Prediction: When we do finally hear what "Sully" has to say about his water landing, I predict he will say much the same thing. I know that his crew--the now named First Officer Jeff Skiles, and the Flight Attendants--did far more than the public is now aware of to make this episode into a "Miracle on the Hudson" the miracle that it was. "Sully" will get the credit, but if I'm right, it is the crew which deserves it.
Gawd, I hate that term. [And Double-Gawd, do I wish Blogger had a strike text feature.] The end of USAirways 1549 was not a "water landing". This is a "water landing".
What "Sully" did was "crash-an-unpowered-airplane-on-the-water-and-have-everyone-live". That doesn't fit well into a newspaper column, but it is far more the truth than "water landing".
As the public is now becoming aware of, birds are a problem in aviation. They have been since Orville Wright first flew a plane.
As a professional pilot, bird strikes are part of my life. They don't happen every day, but neither are they unheard of. Most bird strikes are benign events which require little more than an inspection by a mechanic who will then send us on our way. The .gov does keep records on these things, so there is a birdstrike form which facilitates this.
I can't tell you how many bird strikes I've had. As I said, most are benign. My most eventful bird strike was on a C130 takeoff from Pohang during Team Spirit '85. I took a duck in the #2 engine on takeoff roll, and it took us out of the Pohang Air Races.
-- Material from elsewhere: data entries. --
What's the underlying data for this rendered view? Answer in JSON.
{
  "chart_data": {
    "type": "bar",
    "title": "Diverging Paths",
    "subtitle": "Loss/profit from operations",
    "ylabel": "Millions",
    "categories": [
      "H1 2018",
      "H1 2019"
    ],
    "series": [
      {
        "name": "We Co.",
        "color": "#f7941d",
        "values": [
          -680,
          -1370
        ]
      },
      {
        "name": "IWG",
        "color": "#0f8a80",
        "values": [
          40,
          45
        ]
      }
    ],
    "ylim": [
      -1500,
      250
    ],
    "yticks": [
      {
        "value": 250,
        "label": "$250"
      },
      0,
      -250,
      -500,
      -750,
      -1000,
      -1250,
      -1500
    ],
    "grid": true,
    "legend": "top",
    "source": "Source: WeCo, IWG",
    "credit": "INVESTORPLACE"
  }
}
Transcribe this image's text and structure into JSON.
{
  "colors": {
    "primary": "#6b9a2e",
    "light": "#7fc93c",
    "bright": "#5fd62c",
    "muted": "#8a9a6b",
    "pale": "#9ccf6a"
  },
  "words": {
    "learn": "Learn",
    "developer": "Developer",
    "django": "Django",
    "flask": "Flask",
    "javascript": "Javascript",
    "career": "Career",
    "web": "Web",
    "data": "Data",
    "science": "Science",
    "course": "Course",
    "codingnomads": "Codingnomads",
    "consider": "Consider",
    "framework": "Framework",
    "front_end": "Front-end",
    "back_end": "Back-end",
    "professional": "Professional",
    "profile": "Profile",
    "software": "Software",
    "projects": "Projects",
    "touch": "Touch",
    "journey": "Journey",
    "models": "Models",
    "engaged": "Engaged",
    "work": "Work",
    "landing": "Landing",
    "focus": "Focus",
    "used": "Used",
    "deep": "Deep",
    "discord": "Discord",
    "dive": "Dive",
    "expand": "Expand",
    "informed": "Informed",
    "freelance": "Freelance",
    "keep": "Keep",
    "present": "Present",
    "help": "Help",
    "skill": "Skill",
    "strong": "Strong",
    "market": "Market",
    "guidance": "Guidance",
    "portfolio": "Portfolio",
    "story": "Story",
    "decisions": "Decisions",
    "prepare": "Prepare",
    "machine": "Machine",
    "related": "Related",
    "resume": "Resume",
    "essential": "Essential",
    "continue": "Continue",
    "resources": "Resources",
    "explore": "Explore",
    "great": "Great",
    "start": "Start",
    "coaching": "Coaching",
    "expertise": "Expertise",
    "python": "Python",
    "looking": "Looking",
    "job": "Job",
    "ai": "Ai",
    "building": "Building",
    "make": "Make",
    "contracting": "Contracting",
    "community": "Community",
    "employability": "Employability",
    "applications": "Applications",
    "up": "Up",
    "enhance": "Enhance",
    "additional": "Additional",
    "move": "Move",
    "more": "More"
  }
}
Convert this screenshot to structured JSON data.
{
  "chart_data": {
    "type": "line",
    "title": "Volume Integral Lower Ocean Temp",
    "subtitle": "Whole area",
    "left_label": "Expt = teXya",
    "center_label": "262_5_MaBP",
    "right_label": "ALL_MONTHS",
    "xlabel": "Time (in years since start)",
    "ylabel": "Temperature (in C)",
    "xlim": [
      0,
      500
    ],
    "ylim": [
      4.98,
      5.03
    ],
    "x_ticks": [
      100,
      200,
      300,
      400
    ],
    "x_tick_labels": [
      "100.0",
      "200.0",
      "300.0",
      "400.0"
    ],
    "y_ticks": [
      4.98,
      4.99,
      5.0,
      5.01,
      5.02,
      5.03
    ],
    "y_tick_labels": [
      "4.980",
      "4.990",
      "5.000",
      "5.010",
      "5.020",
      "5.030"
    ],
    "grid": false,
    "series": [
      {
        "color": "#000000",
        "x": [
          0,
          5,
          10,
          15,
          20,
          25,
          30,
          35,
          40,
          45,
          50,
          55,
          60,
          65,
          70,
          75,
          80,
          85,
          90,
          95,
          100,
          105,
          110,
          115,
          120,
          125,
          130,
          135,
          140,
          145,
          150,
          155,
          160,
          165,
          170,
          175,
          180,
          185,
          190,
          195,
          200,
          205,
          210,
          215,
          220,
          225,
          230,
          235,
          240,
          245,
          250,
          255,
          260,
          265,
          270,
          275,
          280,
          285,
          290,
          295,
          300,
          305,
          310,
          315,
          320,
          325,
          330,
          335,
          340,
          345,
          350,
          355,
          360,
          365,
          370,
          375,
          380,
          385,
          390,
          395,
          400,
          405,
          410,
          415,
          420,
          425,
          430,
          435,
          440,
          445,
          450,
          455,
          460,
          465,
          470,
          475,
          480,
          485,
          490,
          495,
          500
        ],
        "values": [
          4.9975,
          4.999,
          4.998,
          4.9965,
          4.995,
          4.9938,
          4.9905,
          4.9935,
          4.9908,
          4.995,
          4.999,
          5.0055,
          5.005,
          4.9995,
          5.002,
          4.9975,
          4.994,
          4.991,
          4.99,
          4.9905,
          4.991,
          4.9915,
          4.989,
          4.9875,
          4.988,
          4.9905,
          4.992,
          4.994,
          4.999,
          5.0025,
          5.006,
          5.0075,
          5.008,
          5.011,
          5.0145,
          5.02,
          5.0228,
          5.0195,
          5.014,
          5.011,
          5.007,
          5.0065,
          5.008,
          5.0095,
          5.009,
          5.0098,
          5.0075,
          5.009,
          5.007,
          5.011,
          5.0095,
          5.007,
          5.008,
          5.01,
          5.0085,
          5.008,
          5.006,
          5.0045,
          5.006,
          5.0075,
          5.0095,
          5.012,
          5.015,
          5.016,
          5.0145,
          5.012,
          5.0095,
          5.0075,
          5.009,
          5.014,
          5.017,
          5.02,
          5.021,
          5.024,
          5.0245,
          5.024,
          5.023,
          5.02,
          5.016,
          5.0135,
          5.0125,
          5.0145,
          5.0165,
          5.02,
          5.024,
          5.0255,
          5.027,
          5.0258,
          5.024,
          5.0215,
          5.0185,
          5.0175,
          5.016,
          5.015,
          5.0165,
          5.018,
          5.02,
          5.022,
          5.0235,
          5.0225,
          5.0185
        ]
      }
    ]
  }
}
However, as US1549 illustrates, birdstrikes do occasionally create significant, and sometimes catastrophic damages.
A couple of videos....
Preparations for emergencies...
A long, long time ago, I wrote a Small Cautionary Note on the need to be ready to evacuate a plane. That Caution still stands.
Folks, if you've read this far, I don't care how experienced a traveler you are, the same basic recommendation applies: Pay attention to the safety video/demonstration. Pull out the safety card in the seat pocket and look at it. Look around for the nearest emergency exit. Count the number of rows to that door. Then do the same for the exit in the opposite direction. Take a moment to touch that flotation device under your seat. Is it in a box or a pouch?
Before you get dressed to go to the airport, ask yourself: "If I were in an emergency today, would these clothes/shoes help me or hurt me?"
For as rare as airline accidents are, you have to assume that it can happen on any day.